For years in North Carolina, the suspected odor of marijuana alone provided probable cause for law enforcement officers to search vehicles and obtain search warrants for homes. The decriminalization of marijuana in many states and the legalization of hemp across the country has caused many state courts to reassess whether odor alone provides probable cause that criminal activity has actually occurred. Progressive legislation across the U.S. has led to the legalization of recreational marijuana use in 19 states. 

Though marijuana remains illegal in North Carolina, the rise of the CBD hemp flower in North Carolina has caused state courts to reassess the legal foundation for searches that relied on the once-unique odor of marijuana. Hemp shares many indistinguishable characteristics with marijuana, including the odor that emits when both plants are burnt or unburnt. Hemp and marijuana are both derived from the same cannabis plant and share the same genetic makeup. 

Additionally, North Carolina law enforcement officials have admitted the difficulty in differentiating between legal industrial hemp and marijuana in a memo here. While there have been a few training sessions made available to learn about the differences between the two, officers have still been unsuccessful in determining whether an odor is burnt CBD or marijuana. Hemp is fully legal in North Carolina, and arrests made on the basis of marijuana odor can lead to the criminalization of lawful activity because there is no field test to determine whether a plant is CBD hemp or marijuana. 

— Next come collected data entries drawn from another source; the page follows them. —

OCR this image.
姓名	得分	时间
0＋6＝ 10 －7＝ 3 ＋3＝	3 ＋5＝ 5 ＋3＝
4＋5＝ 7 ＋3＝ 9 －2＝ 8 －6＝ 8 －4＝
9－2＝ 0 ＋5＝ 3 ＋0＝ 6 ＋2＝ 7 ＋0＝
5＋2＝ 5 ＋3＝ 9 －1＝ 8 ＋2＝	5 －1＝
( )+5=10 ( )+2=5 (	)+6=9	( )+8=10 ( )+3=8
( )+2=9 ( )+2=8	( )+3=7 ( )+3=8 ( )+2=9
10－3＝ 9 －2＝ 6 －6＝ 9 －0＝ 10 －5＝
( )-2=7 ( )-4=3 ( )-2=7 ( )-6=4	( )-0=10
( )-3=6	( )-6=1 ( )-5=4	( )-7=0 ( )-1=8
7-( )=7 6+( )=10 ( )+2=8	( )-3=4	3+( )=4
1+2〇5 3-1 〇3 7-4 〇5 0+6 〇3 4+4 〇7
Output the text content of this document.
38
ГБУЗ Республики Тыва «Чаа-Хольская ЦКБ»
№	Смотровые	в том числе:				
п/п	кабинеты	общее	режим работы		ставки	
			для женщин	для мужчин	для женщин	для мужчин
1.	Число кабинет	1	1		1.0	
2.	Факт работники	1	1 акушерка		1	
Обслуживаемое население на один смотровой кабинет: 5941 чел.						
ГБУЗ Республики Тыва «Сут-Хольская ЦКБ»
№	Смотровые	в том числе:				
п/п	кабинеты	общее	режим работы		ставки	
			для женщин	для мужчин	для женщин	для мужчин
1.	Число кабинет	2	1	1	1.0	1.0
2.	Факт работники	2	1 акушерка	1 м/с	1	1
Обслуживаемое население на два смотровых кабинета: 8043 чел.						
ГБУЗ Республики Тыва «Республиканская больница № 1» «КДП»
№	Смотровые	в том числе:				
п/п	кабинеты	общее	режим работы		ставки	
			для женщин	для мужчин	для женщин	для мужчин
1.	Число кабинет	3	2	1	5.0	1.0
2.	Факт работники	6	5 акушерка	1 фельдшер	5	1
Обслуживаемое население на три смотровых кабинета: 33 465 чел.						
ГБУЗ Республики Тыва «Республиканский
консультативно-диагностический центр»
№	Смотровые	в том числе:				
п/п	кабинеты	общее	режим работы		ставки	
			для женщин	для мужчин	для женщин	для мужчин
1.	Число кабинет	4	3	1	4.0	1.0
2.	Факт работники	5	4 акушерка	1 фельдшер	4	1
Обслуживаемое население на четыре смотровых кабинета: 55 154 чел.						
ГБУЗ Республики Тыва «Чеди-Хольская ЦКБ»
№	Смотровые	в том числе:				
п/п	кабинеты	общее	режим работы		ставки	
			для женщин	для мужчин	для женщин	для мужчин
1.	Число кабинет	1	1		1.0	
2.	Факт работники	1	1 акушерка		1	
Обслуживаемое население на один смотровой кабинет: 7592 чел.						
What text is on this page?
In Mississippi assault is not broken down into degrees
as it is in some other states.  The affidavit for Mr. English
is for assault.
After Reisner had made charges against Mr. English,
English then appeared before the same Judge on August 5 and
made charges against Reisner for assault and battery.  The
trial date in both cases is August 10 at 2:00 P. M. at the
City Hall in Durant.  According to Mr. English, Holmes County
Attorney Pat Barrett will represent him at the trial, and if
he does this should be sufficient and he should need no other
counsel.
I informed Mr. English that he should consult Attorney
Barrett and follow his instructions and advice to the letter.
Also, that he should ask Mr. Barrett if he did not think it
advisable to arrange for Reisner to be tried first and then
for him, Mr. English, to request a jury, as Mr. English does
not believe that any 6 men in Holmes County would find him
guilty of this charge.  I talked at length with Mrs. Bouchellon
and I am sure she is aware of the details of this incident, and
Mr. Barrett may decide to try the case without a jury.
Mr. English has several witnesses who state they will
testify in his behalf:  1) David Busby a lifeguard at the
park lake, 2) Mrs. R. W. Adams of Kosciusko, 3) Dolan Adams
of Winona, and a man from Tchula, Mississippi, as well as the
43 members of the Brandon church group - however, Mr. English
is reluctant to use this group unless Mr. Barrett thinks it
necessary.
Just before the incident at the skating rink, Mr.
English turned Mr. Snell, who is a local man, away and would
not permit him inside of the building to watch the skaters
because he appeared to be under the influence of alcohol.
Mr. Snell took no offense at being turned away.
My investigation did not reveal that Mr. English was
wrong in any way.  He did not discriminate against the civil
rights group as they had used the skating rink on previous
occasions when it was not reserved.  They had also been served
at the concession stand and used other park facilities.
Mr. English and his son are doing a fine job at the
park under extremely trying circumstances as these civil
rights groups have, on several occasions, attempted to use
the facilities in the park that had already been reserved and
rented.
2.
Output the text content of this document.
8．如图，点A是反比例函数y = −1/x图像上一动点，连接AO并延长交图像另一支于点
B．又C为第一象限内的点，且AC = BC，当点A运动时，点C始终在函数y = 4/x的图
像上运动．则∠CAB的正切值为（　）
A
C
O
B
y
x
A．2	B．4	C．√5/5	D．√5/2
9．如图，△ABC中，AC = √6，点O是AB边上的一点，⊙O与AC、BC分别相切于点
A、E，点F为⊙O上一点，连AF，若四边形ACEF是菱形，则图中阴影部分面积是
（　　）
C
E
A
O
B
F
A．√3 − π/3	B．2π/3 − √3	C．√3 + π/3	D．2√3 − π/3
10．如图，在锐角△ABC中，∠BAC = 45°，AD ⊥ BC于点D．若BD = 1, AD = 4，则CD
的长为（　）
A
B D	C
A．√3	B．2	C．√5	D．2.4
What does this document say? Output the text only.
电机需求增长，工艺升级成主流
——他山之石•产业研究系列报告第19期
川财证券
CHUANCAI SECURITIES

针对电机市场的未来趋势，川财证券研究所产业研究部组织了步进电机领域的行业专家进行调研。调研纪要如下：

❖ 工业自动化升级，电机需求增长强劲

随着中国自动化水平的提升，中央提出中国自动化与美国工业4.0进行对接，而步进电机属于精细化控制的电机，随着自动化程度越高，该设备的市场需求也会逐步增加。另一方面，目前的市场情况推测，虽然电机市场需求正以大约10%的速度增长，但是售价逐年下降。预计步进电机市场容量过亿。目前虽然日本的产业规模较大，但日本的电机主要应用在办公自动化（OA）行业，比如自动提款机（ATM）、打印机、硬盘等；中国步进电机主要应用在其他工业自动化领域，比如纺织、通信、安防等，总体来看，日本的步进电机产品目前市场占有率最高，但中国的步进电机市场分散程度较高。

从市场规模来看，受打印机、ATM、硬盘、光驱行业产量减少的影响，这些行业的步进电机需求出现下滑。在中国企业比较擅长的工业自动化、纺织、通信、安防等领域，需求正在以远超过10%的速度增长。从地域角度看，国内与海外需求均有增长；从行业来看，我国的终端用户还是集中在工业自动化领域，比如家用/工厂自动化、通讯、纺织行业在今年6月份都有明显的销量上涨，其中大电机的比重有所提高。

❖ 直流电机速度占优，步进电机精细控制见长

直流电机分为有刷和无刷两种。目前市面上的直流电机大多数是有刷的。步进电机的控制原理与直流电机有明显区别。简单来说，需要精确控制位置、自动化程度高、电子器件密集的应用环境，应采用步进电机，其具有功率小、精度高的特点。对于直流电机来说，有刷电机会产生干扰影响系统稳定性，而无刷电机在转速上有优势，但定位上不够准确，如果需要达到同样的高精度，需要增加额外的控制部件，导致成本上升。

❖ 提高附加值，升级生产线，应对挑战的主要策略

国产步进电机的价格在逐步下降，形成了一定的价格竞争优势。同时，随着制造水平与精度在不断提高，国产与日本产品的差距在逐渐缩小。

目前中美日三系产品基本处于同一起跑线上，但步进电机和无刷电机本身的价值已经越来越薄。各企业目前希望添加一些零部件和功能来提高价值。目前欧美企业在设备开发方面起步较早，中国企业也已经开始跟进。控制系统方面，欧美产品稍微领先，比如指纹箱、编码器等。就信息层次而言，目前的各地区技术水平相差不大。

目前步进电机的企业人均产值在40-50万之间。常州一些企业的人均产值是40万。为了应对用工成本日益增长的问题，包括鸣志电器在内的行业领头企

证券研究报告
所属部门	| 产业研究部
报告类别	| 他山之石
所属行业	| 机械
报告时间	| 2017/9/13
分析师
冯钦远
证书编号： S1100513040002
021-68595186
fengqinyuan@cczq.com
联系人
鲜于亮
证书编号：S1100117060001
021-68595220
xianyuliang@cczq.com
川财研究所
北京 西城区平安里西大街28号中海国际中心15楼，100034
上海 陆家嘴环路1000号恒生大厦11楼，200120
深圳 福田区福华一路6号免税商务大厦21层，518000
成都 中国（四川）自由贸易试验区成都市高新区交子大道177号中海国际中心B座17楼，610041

North Carolina trial courts are awaiting guidance on the sufficiency of marijuana odor to support probable cause searches from pending appellate cases. In one such case, State v. Teague, an officer stationed at a FedEx location removed a package from the conveyor belt citing suspicion in the recipient’s phone number and address. The officer’s canine smelled the package for contraband and a search was conducted based on the odor of the box. 

The canines receive training in the detection of narcotics, however, they are unable to detect the difference between marijuana and hemp and alert their handlers to the presence of both because of the identical odor. Expert testimony in the case revealed that the chemical identification process for marijuana is a multistep quantitative analysis, therefore underscoring the unreliability of a first smell and sight impression to accurately detect marijuana. Oral arguments were heard before the North Carolina Court of Appeals in Teague and an opinion is currently pending. 

The North Carolina Compassionate Care Act was drafted in 2022 with the goal of legalizing medical marijuana use in North Carolina. The bill passed in the Senate with a 37-6 vote. However, the bill was voted down by House Republican legislators. Progressive lawmakers in North Carolina have seen significant pushback in the race to legalize marijuana. However, pending case law from the North Carolina appellate court should soon provide the much needed guidance for probable cause searches and marijuana odor. 

Brennan Aberle of Aberle & Wall recently won a suppression motion in a Guilford County Superior Court case where a search of a car was based on the suspected odor of marijuana alone. The motion successfully suppressed evidence that arose from a probable cause vehicle search that relied on marijuana odor. The Court found that the marijuana was not sufficient for probable cause due largely in part to the arresting officer’s inability to distinguish between the burnt odor of hemp and burnt marijuana.